Season one of Sex Education was one of the highlights of last year’s television. Asa Butterfield as Otis Milburn doling out relationship and sex advice to teenagers at Moordale High School might sound like an American Pie setting but the humour in this British show is rather witty and the characters are layered. The second season, however, stood out like a sore thumb. Otis is back at school and in business with Maeve (Emma Mackey) who books his appointments. But soon their business goes bust as his mother Dr Jean Milburn, a professional sex therapist, comes onboard as a counselor at the school and gives out advice not just for free but also with more insight.
Eric (Ncuti Gatwa) has accepted his sexuality and chances upon a partner in this nondescript English town much to our surprise. Jackson (Kedar Williams-Stirling) disobeys his parents and tries to sabotage his career by drinking, missing practices and finally self-harming. The story seemed to not have moved forward and more importantly, none of the characters in focus seem to have any plans for their future. If the expected audience is supposed to be teenagers, it’s a tricky precedent to set with no talk of college or ambitions. These young adults are shown to be muddled in matters of the heart and body and spend their days trying to solve it.
The makers seem to have confused adulthood with teenage, where things are much simpler. The pace of the show is rather slow, despite the chunky runtime of 47-59 minutes for each episode. Teenage is a time of discoveries and many firsts. The showmakers seemed to have forgotten their own experiences as a teenager is what comes across by the end of it. But Sex Education still has its moments. For example: an important scene where Aimee (Aimee Lou Wood) is sexually assaulted on the bus but thinks it’s her fault. Maeve finally convinces her to report it to the police.

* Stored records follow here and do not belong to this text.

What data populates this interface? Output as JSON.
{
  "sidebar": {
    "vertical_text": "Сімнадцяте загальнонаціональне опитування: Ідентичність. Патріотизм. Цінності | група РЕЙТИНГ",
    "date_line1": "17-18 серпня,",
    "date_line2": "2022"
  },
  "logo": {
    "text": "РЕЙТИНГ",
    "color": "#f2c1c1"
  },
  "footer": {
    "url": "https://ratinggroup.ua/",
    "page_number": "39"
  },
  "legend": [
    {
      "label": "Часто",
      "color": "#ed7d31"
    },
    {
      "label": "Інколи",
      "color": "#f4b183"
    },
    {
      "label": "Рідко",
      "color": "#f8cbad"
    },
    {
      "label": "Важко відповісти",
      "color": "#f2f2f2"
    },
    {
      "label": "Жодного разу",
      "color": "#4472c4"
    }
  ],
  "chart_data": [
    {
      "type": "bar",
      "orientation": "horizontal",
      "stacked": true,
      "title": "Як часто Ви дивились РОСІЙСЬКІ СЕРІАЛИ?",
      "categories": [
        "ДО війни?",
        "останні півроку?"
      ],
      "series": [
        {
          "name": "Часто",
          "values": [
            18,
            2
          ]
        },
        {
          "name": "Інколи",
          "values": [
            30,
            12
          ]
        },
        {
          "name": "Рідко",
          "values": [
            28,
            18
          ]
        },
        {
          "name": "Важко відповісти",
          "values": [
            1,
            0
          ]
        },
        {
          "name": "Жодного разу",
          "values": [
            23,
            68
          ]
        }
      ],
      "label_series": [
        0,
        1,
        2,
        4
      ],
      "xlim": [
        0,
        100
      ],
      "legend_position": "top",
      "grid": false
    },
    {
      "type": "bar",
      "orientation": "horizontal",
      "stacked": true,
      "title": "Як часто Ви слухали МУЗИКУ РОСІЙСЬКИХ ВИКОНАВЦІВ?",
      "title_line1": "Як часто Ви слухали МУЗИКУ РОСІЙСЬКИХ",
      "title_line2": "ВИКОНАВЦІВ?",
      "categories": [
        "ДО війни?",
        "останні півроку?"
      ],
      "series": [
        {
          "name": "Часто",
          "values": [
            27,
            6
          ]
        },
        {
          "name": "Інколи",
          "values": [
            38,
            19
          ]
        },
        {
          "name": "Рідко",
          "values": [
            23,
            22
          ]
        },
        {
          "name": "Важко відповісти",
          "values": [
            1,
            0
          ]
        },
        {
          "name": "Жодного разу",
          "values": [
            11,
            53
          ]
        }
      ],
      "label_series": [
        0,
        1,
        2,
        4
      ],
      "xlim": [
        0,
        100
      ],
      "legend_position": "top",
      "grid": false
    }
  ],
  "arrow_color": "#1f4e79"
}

She goes on to feel triggered about the incident for some time. For young viewers, it would not only make an impression on what goes on in the world but also what is the right thing to do when such incidents happen. Eric’s parents accepting his sexuality and supporting it is another example of the show’s attempt at guiding teenagers. The diversity shown on screen is rather commendable. But despite these ‘acts’ of goodness, Sex Education normalises many high school tropes seen in movies—teenagers as well as adults are seeking sex at most times, dysfunctional families, cartoonish teachers etc. Perhaps, in the next season Moordale High school stundents would have enrolled in college or done something different with their lives apart from fawning over sex.